Whether solving a daily conundrum or plotting a game-changing move, small-business owners are constantly making decisions. However, spending the day putting out fires may not be the best use of your time.
“Having to cope with the same problems over and over is taxing and exhausting,” says Robert Papes, a consultant who helps businesses improve their bottom lines. “Furthermore, it prevents the owner from effectively managing the business.”
So how do you overcome challenges while finding time for everything else? Here are four ways to improve your decision-making skills — and keep steering your company in the right direction.
- Identify root causes. Making a decision to solve an immediate problem may provide a quick fix, but there could be an underlying cause to those day-to-day problems. Is the real issue linked to certain procedures or processes that could be changed? For instance, let’s say your business is constantly shipping items late. Rather than repeatedly deciding how to handle the delays, re-evaluate the shipping schedule. Perhaps your current setup doesn’t factor in time for unexpected bumps, such as machines breaking down and supply shortages. By adjusting the schedule, you’ll be able to better estimate the amount of time needed to get an item shipped. This, in turn, will likely fix the surface issue of scrambling to figure out how to handle the current delay.
- Ask others for input. When Molly Mahoney Matthews, president and CEO of The Starfish Group, a consulting business, needed more space, she decided to set up a second office near her home. Although she enjoyed the short commute to the office, she quickly learned that her employees were unhappy with the new arrangement. Staff members needed to have frequent face-to-face meetings, and the two locations made those difficult to carry out. “The two office locations became a running joke,” she recalls. As soon as the lease on the second location was up, she moved everyone back together again. The lesson: Get feedback before making a major decision. “Ask what they would like or dislike about upcoming or past decisions; then listen to what they say,” Matthews advises.
- Keep your goals in mind. Where do you want your business to be in five years? Before making a decision, run the issue past the long-term plan you have for your company (and if you don’t have goals, it’s time to make some). Make sure your choices — even the seemingly small ones — are in line with your overall outlook for the company.
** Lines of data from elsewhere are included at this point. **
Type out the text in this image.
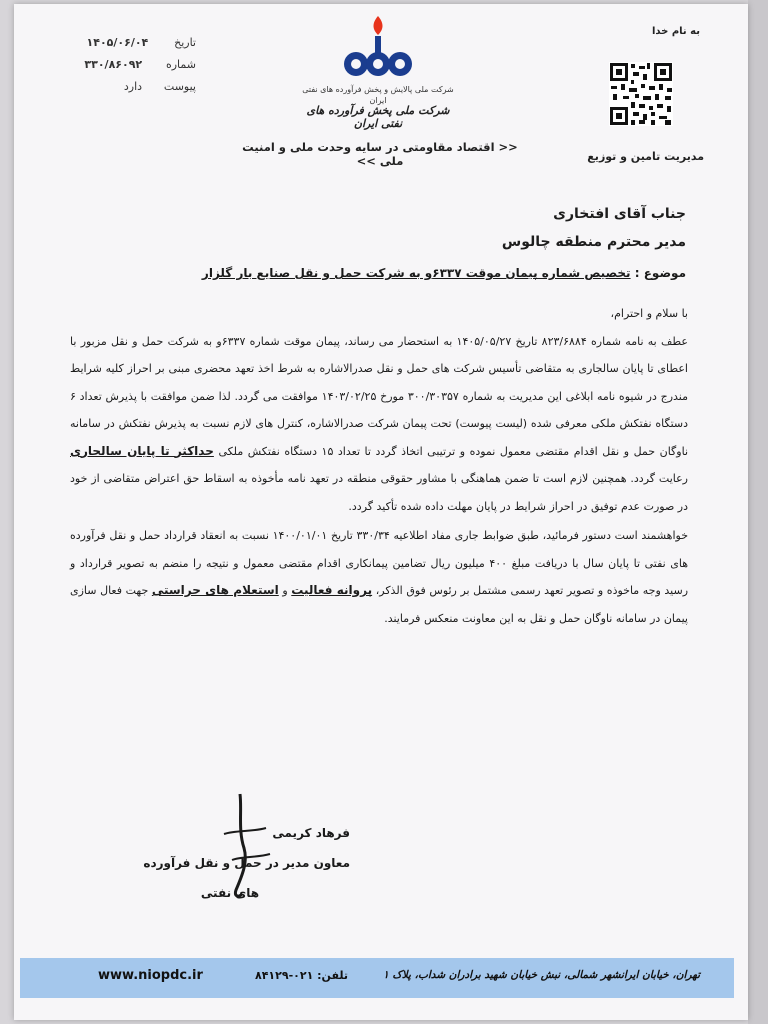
تاریخ ۱۴۰۵/۰۶/۰۴
شماره ۳۳۰/۸۶۰۹۲
پیوست دارد	شرکت ملی پالایش و پخش فرآورده های نفتی ایران
شرکت ملی پخش فرآورده های نفتی ایران
<< اقتصاد مقاومتی در سایه وحدت ملی و امنیت ملی >>
به نام خدا
مدیریت تامین و توزیع
جناب آقای افتخاری
مدیر محترم منطقه چالوس
موضوع : تخصیص شماره پیمان موقت ۶۳۳۷و به شرکت حمل و نقل صنایع بار گلزار

با سلام و احترام،

عطف به نامه شماره ۸۲۳/۶۸۸۴ تاریخ ۱۴۰۵/۰۵/۲۷ به استحضار می رساند، پیمان موقت شماره ۶۳۳۷و به شرکت حمل و نقل مزبور با اعطای تا پایان سالجاری به متقاضی تأسیس شرکت های حمل و نقل صدرالاشاره به شرط اخذ تعهد محضری مبنی بر احراز کلیه شرایط مندرج در شیوه نامه ابلاغی این مدیریت به شماره ۳۰۰/۳۰۳۵۷ مورخ ۱۴۰۳/۰۲/۲۵ موافقت می گردد. لذا ضمن موافقت با پذیرش تعداد ۶ دستگاه نفتکش ملکی معرفی شده (لیست پیوست) تحت پیمان شرکت صدرالاشاره، کنترل های لازم نسبت به پذیرش نفتکش در سامانه ناوگان حمل و نقل اقدام مقتضی معمول نموده و ترتیبی اتخاذ گردد تا تعداد ۱۵ دستگاه نفتکش ملکی حداکثر تا پایان سالجاری رعایت گردد. همچنین لازم است تا ضمن هماهنگی با مشاور حقوقی منطقه در تعهد نامه مأخوذه به اسقاط حق اعتراض متقاضی از خود در صورت عدم توفیق در احراز شرایط در پایان مهلت داده شده تأکید گردد.

خواهشمند است دستور فرمائید، طبق ضوابط جاری مفاد اطلاعیه ۳۳۰/۳۴ تاریخ ۱۴۰۰/۰۱/۰۱ نسبت به انعقاد قرارداد حمل و نقل فرآورده های نفتی تا پایان سال با دریافت مبلغ ۴۰۰ میلیون ریال تضامین پیمانکاری اقدام مقتضی معمول و نتیجه را منضم به تصویر قرارداد و رسید وجه ماخوذه و تصویر تعهد رسمی مشتمل بر رئوس فوق الذکر، پروانه فعالیت و استعلام های حراستی جهت فعال سازی پیمان در سامانه ناوگان حمل و نقل به این معاونت منعکس فرمایند.

فرهاد کریمی
معاون مدیر در حمل و نقل فرآورده
های نفتی
www.niopdc.ir	تلفن: ۰۲۱-۸۴۱۲۹	تهران، خیابان ایرانشهر شمالی، نبش خیابان شهید برادران شداب، پلاک ۱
- Let it rest for a bit. There’s often pressure on a small-business owner to make decisions quickly, but it’s usually not as urgent as it feels, Matthews notes. For important matters, take the time to sleep on it before making a decision. If you’ve just written a memo to employees, set it aside for an hour or two before sending it. When needed, ask for more time to consider your options. Once you look at a matter with fresh eyes or a good night’s sleep, you’ll be able to make a well-thought out decision that benefits the company.